Sessionization — Grouping Events into Sessions
Sessionization is the process of grouping a stream of timestamped user events into discrete "sessions" — periods of activity separated by gaps of inactivity. It's fundamental to web analytics, product analytics, and any system where user behaviour is tracked as events.
The standard definition: a session ends when a user is inactive for more than N minutes (commonly 30). Every event that falls within N minutes of the previous event belongs to the same session.
The data
The ShopMetrics events table tracks customer behaviour:
SELECT * FROM events ORDER BY customer_id, occurred_at LIMIT 10;
event_id | customer_id | event_type | page | occurred_at
----------+-------------+--------------+------------+----------------------------
1 | 1 | view | /products | 2025-10-01 09:00:00+00
2 | 1 | view | /product/3 | 2025-10-01 09:01:30+00
3 | 1 | add_to_cart | /product/3 | 2025-10-01 09:02:15+00
4 | 1 | view | /products | 2025-10-01 09:45:00+00 ← gap > 30min
5 | 1 | purchase | /checkout | 2025-10-01 09:47:22+00
...
Events 1–3 belong to session 1. A gap of 43 minutes before event 4 starts session 2.

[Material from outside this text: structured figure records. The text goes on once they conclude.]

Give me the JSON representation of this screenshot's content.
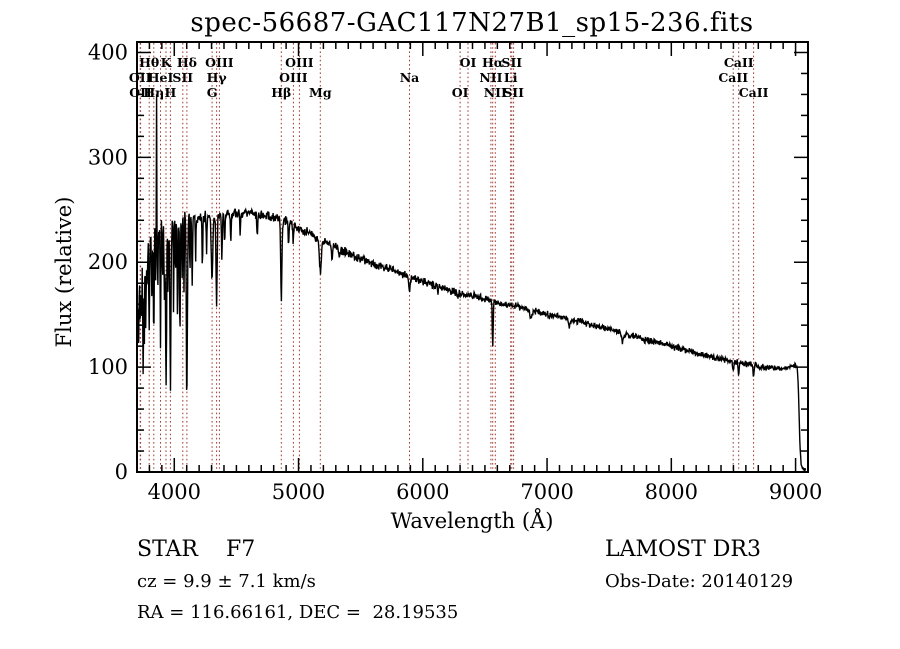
{
  "title": "spec-56687-GAC117N27B1_sp15-236.fits",
  "footer": {
    "class_label": "STAR    F7",
    "cz": "cz = 9.9 ± 7.1 km/s",
    "radec": "RA = 116.66161, DEC =  28.19535",
    "survey": "LAMOST DR3",
    "obs_date": "Obs-Date: 20140129"
  },
  "chart_data": {
    "type": "line",
    "title": "spec-56687-GAC117N27B1_sp15-236.fits",
    "xlabel": "Wavelength (Å)",
    "ylabel": "Flux (relative)",
    "xlim": [
      3700,
      9100
    ],
    "ylim": [
      0,
      410
    ],
    "x_ticks": [
      4000,
      5000,
      6000,
      7000,
      8000,
      9000
    ],
    "y_ticks": [
      0,
      100,
      200,
      300,
      400
    ],
    "x_minor_step": 100,
    "y_minor_step": 20,
    "grid": false,
    "legend": null,
    "line_color": "#000000",
    "marker_line_color": "#9e3a31",
    "spectral_line_markers": [
      {
        "label": "OII",
        "wavelength": 3726.0,
        "row": 2
      },
      {
        "label": "OII",
        "wavelength": 3728.8,
        "row": 3
      },
      {
        "label": "Hθ",
        "wavelength": 3797.9,
        "row": 1
      },
      {
        "label": "Hη",
        "wavelength": 3835.4,
        "row": 3
      },
      {
        "label": "HeI",
        "wavelength": 3889.0,
        "row": 2
      },
      {
        "label": "K",
        "wavelength": 3933.7,
        "row": 1
      },
      {
        "label": "H",
        "wavelength": 3968.5,
        "row": 3
      },
      {
        "label": "SII",
        "wavelength": 4068.6,
        "row": 2
      },
      {
        "label": "Hδ",
        "wavelength": 4101.7,
        "row": 1
      },
      {
        "label": "G",
        "wavelength": 4304.4,
        "row": 3
      },
      {
        "label": "Hγ",
        "wavelength": 4340.5,
        "row": 2
      },
      {
        "label": "OIII",
        "wavelength": 4363.2,
        "row": 1
      },
      {
        "label": "Hβ",
        "wavelength": 4861.3,
        "row": 3
      },
      {
        "label": "OIII",
        "wavelength": 4958.9,
        "row": 2
      },
      {
        "label": "OIII",
        "wavelength": 5006.8,
        "row": 1
      },
      {
        "label": "Mg",
        "wavelength": 5175.3,
        "row": 3
      },
      {
        "label": "Na",
        "wavelength": 5893.0,
        "row": 2
      },
      {
        "label": "OI",
        "wavelength": 6300.3,
        "row": 3
      },
      {
        "label": "OI",
        "wavelength": 6363.8,
        "row": 1
      },
      {
        "label": "NII",
        "wavelength": 6548.0,
        "row": 2
      },
      {
        "label": "Hα",
        "wavelength": 6562.8,
        "row": 1
      },
      {
        "label": "NII",
        "wavelength": 6583.5,
        "row": 3
      },
      {
        "label": "Li",
        "wavelength": 6707.4,
        "row": 2
      },
      {
        "label": "SII",
        "wavelength": 6716.4,
        "row": 1
      },
      {
        "label": "SII",
        "wavelength": 6730.8,
        "row": 3
      },
      {
        "label": "CaII",
        "wavelength": 8498.0,
        "row": 2
      },
      {
        "label": "CaII",
        "wavelength": 8542.1,
        "row": 1
      },
      {
        "label": "CaII",
        "wavelength": 8662.1,
        "row": 3
      }
    ],
    "continuum_points": [
      [
        3700,
        140
      ],
      [
        3715,
        165
      ],
      [
        3730,
        185
      ],
      [
        3745,
        195
      ],
      [
        3765,
        205
      ],
      [
        3790,
        215
      ],
      [
        3815,
        222
      ],
      [
        3840,
        227
      ],
      [
        3870,
        231
      ],
      [
        3910,
        235
      ],
      [
        3960,
        238
      ],
      [
        4020,
        241
      ],
      [
        4120,
        243
      ],
      [
        4250,
        244
      ],
      [
        4400,
        246
      ],
      [
        4550,
        247
      ],
      [
        4700,
        245
      ],
      [
        4850,
        241
      ],
      [
        5000,
        233
      ],
      [
        5150,
        224
      ],
      [
        5300,
        214
      ],
      [
        5450,
        206
      ],
      [
        5600,
        199
      ],
      [
        5750,
        193
      ],
      [
        5900,
        186
      ],
      [
        6050,
        180
      ],
      [
        6200,
        174
      ],
      [
        6350,
        169
      ],
      [
        6500,
        165
      ],
      [
        6650,
        160
      ],
      [
        6800,
        157
      ],
      [
        7000,
        150
      ],
      [
        7200,
        145
      ],
      [
        7400,
        139
      ],
      [
        7600,
        133
      ],
      [
        7800,
        126
      ],
      [
        8000,
        120
      ],
      [
        8200,
        113
      ],
      [
        8400,
        108
      ],
      [
        8600,
        103
      ],
      [
        8750,
        100
      ],
      [
        8900,
        98
      ],
      [
        8970,
        101
      ],
      [
        9000,
        102
      ],
      [
        9015,
        98
      ],
      [
        9025,
        70
      ],
      [
        9035,
        25
      ],
      [
        9045,
        6
      ],
      [
        9060,
        3
      ],
      [
        9085,
        2
      ]
    ],
    "absorption_lines": [
      [
        3712,
        0.28,
        2.5
      ],
      [
        3726,
        0.22,
        2.5
      ],
      [
        3737,
        0.3,
        2.5
      ],
      [
        3750,
        0.5,
        3
      ],
      [
        3760,
        0.22,
        2.5
      ],
      [
        3771,
        0.42,
        2.5
      ],
      [
        3782,
        0.18,
        2.5
      ],
      [
        3798,
        0.42,
        3
      ],
      [
        3820,
        0.28,
        2.5
      ],
      [
        3835,
        0.5,
        3
      ],
      [
        3850,
        0.22,
        2.5
      ],
      [
        3868,
        0.25,
        2.5
      ],
      [
        3889,
        0.5,
        3
      ],
      [
        3906,
        0.24,
        2.5
      ],
      [
        3920,
        0.28,
        2.5
      ],
      [
        3933.7,
        0.65,
        4.5
      ],
      [
        3950,
        0.28,
        2.5
      ],
      [
        3968.5,
        0.65,
        4.5
      ],
      [
        3995,
        0.22,
        2.5
      ],
      [
        4010,
        0.22,
        2.5
      ],
      [
        4026,
        0.38,
        3
      ],
      [
        4045,
        0.45,
        3
      ],
      [
        4063,
        0.22,
        2.5
      ],
      [
        4078,
        0.28,
        2.5
      ],
      [
        4101.7,
        0.68,
        4.5
      ],
      [
        4126,
        0.22,
        2.5
      ],
      [
        4144,
        0.28,
        3
      ],
      [
        4172,
        0.18,
        2.5
      ],
      [
        4226,
        0.22,
        3
      ],
      [
        4260,
        0.14,
        3
      ],
      [
        4304,
        0.26,
        6
      ],
      [
        4340.5,
        0.36,
        4.5
      ],
      [
        4383,
        0.18,
        3
      ],
      [
        4405,
        0.12,
        3
      ],
      [
        4455,
        0.1,
        3
      ],
      [
        4530,
        0.08,
        3
      ],
      [
        4668,
        0.09,
        3
      ],
      [
        4861.3,
        0.34,
        4.5
      ],
      [
        4920,
        0.09,
        3
      ],
      [
        4957,
        0.06,
        3
      ],
      [
        5175,
        0.14,
        8
      ],
      [
        5270,
        0.07,
        4
      ],
      [
        5329,
        0.05,
        3
      ],
      [
        5893,
        0.07,
        6
      ],
      [
        6122,
        0.04,
        3
      ],
      [
        6280,
        0.04,
        5
      ],
      [
        6562.8,
        0.27,
        3.5
      ],
      [
        6870,
        0.05,
        8
      ],
      [
        7180,
        0.04,
        8
      ],
      [
        7605,
        0.06,
        9
      ],
      [
        8498,
        0.09,
        4
      ],
      [
        8542,
        0.12,
        4
      ],
      [
        8662,
        0.12,
        4
      ]
    ],
    "emission_spikes": [
      [
        3858,
        130,
        1.5
      ]
    ],
    "noise_profile": [
      [
        3700,
        22
      ],
      [
        3850,
        20
      ],
      [
        3950,
        16
      ],
      [
        4050,
        11
      ],
      [
        4200,
        7.5
      ],
      [
        4500,
        6
      ],
      [
        5000,
        5.5
      ],
      [
        5600,
        5
      ],
      [
        6300,
        4.5
      ],
      [
        7000,
        4
      ],
      [
        8000,
        3.8
      ],
      [
        8800,
        3.2
      ],
      [
        9100,
        2.5
      ]
    ]
  }
}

Step 1: Identify session boundaries with LAG
For each event, check if the time since the previous event (by the same customer) exceeds the session timeout:
WITH event_gaps AS (
SELECT
event_id,
customer_id,
event_type,
occurred_at,
LAG(occurred_at) OVER (
PARTITION BY customer_id
ORDER BY occurred_at
) AS prev_event_time,
occurred_at - LAG(occurred_at) OVER (
PARTITION BY customer_id
ORDER BY occurred_at
) AS gap_to_prev
FROM events
)
SELECT
event_id,
customer_id,
event_type,
occurred_at,
gap_to_prev,
CASE
WHEN gap_to_prev IS NULL THEN 1 -- first event ever = new session
WHEN gap_to_prev > INTERVAL '30 minutes' THEN 1 -- gap too long = new session
ELSE 0
END AS is_session_start
FROM event_gaps
ORDER BY customer_id, occurred_at;
Step 2: Assign a session ID using a running sum of boundaries
Each session start gets a 1. A running sum of those 1s gives a monotonically increasing session counter — each new session gets the next number:
WITH event_gaps AS (
SELECT
event_id,
customer_id,
event_type,
page,
occurred_at,
CASE
WHEN LAG(occurred_at) OVER (PARTITION BY customer_id ORDER BY occurred_at) IS NULL
OR occurred_at - LAG(occurred_at) OVER (PARTITION BY customer_id ORDER BY occurred_at)
> INTERVAL '30 minutes'
THEN 1 ELSE 0
END AS is_session_start
FROM events
),
sessions AS (
SELECT
event_id,
customer_id,
event_type,
page,
occurred_at,
SUM(is_session_start) OVER (
PARTITION BY customer_id
ORDER BY occurred_at
ROWS BETWEEN UNBOUNDED PRECEDING AND CURRENT ROW
) AS session_num
FROM event_gaps
)
SELECT * FROM sessions ORDER BY customer_id, occurred_at;
SUM(is_session_start) OVER (...) accumulates the 1s — at each session boundary, the sum increments, giving all subsequent events (until the next boundary) the same session number.